Dossier : IMM-1548-16

Référence : 2016 CF 1124

[TRADUCTION FRANÇAISE]

Vancouver (Colombie-Britannique), le 6 octobre 2016

En présence de monsieur le juge Harrington

ENTRE :

BALJIT KAUR DHUDWAL

demanderesse

et

LE MINISTRE DE LA CITOYENNETÉ ET DE L’IMMIGRATION

défendeur

JUGEMENT ET MOTIFS

[1]               Baljit Kaur Dhudwal, une résidente permanente du Canada, a épousé un ressortissant indien, Jagdeep Singh Dhillon, en Inde. Elle a par la suite tenté de le parrainer à titre de conjointe. Se fondant sur l’article 4 du Règlement sur l’immigration, un agent des visas a rejeté la demande de Mme Dhudwal au motif que le mariage n’était pas authentique et qu’il avait été contracté essentiellement en vue de l’acquisition d’un statut ou d’un privilège conféré par la Loi sur l’immigration et la protection des réfugiés (LIPR).

[2]               Elle a interjeté appel de cette décision auprès de la Section d’appel de l’immigration (SAI) de la Commission de l’immigration et du statut de réfugié. La commissaire a refusé l’appel au motif que le mariage avait été contracté à seule fin d’acquérir un statut ou un privilège conféré par la LIPR. S’agissant de deux questions disjonctives, la commissaire a jugé qu’il était inutile de déterminer si le mariage était authentique. Cette décision fait l’objet du présent contrôle judiciaire.

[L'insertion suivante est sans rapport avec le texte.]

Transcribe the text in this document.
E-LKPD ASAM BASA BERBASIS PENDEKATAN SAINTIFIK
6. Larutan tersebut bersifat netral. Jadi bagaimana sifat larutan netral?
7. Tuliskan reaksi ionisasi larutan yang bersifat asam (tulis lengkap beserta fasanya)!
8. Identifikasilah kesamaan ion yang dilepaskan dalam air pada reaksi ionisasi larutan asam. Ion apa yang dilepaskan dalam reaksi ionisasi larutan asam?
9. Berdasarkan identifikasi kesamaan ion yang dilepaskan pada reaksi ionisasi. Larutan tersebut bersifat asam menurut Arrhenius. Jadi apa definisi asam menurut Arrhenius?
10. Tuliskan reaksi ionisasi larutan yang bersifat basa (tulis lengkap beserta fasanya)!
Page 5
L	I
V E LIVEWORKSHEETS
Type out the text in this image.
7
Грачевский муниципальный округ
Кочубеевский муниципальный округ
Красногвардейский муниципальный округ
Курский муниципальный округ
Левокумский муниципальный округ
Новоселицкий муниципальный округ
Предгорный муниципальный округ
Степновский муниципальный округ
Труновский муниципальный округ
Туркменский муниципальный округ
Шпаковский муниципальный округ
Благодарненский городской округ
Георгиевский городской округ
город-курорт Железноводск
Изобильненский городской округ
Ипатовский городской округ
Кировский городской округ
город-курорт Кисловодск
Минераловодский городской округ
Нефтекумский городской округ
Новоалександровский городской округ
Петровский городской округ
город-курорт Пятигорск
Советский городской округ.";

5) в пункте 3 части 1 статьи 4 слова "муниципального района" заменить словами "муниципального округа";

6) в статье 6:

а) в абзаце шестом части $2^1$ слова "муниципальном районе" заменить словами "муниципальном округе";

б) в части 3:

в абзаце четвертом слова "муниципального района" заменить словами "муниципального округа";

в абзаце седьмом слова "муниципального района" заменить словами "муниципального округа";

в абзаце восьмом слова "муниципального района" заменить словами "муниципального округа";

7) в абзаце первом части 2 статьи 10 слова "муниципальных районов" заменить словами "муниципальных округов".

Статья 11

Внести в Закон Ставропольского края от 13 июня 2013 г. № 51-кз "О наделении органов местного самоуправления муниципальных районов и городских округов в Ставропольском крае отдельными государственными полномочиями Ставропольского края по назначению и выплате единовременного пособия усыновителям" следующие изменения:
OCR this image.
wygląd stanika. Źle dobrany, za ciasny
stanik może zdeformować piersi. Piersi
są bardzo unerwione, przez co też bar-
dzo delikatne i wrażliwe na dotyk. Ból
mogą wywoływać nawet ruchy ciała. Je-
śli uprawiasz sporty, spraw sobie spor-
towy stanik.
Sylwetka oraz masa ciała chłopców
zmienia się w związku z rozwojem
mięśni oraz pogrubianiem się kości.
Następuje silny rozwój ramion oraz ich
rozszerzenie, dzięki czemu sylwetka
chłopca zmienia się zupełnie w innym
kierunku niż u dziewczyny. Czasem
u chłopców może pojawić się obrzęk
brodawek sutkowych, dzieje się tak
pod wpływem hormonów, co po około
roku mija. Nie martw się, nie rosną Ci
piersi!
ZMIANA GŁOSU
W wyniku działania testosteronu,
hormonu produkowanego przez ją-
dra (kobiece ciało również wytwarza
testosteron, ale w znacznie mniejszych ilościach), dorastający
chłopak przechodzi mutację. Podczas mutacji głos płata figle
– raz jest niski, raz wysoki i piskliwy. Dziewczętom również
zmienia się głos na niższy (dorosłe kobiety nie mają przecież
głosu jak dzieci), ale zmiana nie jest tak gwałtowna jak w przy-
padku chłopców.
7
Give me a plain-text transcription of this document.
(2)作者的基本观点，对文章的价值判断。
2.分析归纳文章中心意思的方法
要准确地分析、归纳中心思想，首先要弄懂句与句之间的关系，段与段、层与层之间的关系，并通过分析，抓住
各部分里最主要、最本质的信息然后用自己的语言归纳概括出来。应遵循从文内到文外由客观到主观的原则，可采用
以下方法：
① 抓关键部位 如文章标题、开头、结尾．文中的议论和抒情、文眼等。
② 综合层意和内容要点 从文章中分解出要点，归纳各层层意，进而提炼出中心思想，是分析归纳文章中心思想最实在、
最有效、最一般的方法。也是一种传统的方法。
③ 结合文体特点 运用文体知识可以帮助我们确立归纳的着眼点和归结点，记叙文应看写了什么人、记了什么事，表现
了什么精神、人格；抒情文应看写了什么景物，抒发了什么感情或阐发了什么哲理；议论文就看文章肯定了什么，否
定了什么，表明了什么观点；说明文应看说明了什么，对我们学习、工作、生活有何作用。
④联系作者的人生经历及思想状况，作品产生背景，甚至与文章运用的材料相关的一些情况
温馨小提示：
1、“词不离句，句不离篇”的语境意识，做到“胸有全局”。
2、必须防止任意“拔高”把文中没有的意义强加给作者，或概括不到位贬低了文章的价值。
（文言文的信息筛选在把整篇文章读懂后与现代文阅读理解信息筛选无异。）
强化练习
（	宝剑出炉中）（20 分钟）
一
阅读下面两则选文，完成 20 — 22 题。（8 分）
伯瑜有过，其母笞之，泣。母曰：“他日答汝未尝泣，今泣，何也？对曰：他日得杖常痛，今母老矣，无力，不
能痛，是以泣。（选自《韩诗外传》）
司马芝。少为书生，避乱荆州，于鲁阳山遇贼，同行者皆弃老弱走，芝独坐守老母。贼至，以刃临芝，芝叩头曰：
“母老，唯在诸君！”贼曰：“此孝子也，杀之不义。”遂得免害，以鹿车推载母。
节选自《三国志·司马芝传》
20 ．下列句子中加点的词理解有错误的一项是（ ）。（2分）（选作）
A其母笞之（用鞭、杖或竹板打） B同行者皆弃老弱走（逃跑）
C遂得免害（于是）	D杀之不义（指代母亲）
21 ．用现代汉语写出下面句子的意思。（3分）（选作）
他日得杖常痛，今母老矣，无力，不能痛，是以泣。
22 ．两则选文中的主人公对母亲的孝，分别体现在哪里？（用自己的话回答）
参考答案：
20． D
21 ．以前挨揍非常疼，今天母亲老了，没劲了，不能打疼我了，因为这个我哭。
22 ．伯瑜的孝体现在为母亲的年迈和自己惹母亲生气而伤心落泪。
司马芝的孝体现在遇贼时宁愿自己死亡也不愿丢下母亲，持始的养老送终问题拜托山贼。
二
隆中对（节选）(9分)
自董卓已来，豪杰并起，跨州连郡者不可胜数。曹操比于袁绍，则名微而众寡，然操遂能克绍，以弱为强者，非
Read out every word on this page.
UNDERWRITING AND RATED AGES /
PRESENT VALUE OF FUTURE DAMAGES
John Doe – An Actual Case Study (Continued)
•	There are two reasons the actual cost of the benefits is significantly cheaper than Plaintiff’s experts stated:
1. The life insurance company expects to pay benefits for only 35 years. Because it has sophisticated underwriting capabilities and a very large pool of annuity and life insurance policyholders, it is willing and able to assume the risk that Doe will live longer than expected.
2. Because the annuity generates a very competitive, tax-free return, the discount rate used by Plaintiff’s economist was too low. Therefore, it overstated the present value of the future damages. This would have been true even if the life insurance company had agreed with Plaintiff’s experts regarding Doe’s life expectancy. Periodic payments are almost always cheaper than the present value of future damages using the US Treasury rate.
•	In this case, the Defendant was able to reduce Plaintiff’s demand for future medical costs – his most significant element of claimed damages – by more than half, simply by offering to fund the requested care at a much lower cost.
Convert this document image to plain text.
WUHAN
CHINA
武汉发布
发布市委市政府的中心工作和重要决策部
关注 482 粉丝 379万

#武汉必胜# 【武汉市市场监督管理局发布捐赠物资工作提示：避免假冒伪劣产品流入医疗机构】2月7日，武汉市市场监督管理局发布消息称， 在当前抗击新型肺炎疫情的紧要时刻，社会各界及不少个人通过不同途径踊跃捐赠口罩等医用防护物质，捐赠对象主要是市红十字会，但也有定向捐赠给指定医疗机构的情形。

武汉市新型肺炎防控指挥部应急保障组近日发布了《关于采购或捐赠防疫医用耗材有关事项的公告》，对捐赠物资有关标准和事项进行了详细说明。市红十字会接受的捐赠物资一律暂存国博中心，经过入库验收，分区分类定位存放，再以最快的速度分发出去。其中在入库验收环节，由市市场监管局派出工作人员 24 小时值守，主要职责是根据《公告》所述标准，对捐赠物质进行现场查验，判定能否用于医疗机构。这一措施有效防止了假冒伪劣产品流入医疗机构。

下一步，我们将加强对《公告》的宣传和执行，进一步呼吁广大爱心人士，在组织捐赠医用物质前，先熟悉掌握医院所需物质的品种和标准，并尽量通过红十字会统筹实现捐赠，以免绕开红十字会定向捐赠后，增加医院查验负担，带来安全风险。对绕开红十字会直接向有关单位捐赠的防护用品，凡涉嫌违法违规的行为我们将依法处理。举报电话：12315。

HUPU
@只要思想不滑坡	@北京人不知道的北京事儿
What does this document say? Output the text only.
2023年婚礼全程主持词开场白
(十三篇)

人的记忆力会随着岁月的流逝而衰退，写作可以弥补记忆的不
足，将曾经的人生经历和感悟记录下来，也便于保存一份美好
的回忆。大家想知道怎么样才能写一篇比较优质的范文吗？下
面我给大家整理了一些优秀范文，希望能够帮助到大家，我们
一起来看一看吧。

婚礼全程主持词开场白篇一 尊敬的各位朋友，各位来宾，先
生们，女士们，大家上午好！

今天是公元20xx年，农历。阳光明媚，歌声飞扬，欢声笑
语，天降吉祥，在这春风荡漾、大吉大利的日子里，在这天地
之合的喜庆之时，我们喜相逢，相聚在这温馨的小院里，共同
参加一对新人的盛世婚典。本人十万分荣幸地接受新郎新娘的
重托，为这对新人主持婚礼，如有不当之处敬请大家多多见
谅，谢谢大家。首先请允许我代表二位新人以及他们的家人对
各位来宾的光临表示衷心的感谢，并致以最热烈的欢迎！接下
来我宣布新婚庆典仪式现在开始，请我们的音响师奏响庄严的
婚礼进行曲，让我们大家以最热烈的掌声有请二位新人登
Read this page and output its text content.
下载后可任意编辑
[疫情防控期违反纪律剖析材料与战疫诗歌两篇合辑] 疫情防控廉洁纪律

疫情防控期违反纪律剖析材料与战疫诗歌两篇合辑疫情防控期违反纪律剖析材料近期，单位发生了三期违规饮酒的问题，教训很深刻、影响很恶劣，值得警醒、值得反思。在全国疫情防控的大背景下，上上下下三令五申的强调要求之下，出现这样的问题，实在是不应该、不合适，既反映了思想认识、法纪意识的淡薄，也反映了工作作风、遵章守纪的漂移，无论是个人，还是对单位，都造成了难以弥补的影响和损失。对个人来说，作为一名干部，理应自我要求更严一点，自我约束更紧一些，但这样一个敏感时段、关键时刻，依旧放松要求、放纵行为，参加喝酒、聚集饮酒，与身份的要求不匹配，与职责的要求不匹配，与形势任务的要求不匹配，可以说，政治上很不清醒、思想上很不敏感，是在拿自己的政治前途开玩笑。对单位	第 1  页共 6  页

[3]               Immédiatement après l’audience d’hier, j’ai déclaré que j’accueillerais le contrôle judiciaire et que je renverrais l’affaire à un autre commissaire de la SAI pour réexamen. J’expose les motifs de ma décision ci-après.

[4]               La cause porte sur une affaire familiale de mariage arrangé. Pour me permettre de mieux comprendre la décision visée par le contrôle, j’ai dressé une liste des acteurs en cause.

[5]               En février 2007, la demanderesse, Mme Dhudwal, a épousé son premier mari, Vahadar Singh Dhudwal, en Inde. Il était un résident permanent du Canada, alors qu’elle habitait en Inde. Il l’a parrainée au titre de la catégorie du regroupement familial. Elle est devenue résidente permanente du Canada en juin 2008. Peu de temps après, elle et son mari se sont séparés.

[6]               Il est difficile de savoir depuis combien de temps ils étaient au Canada avant la séparation.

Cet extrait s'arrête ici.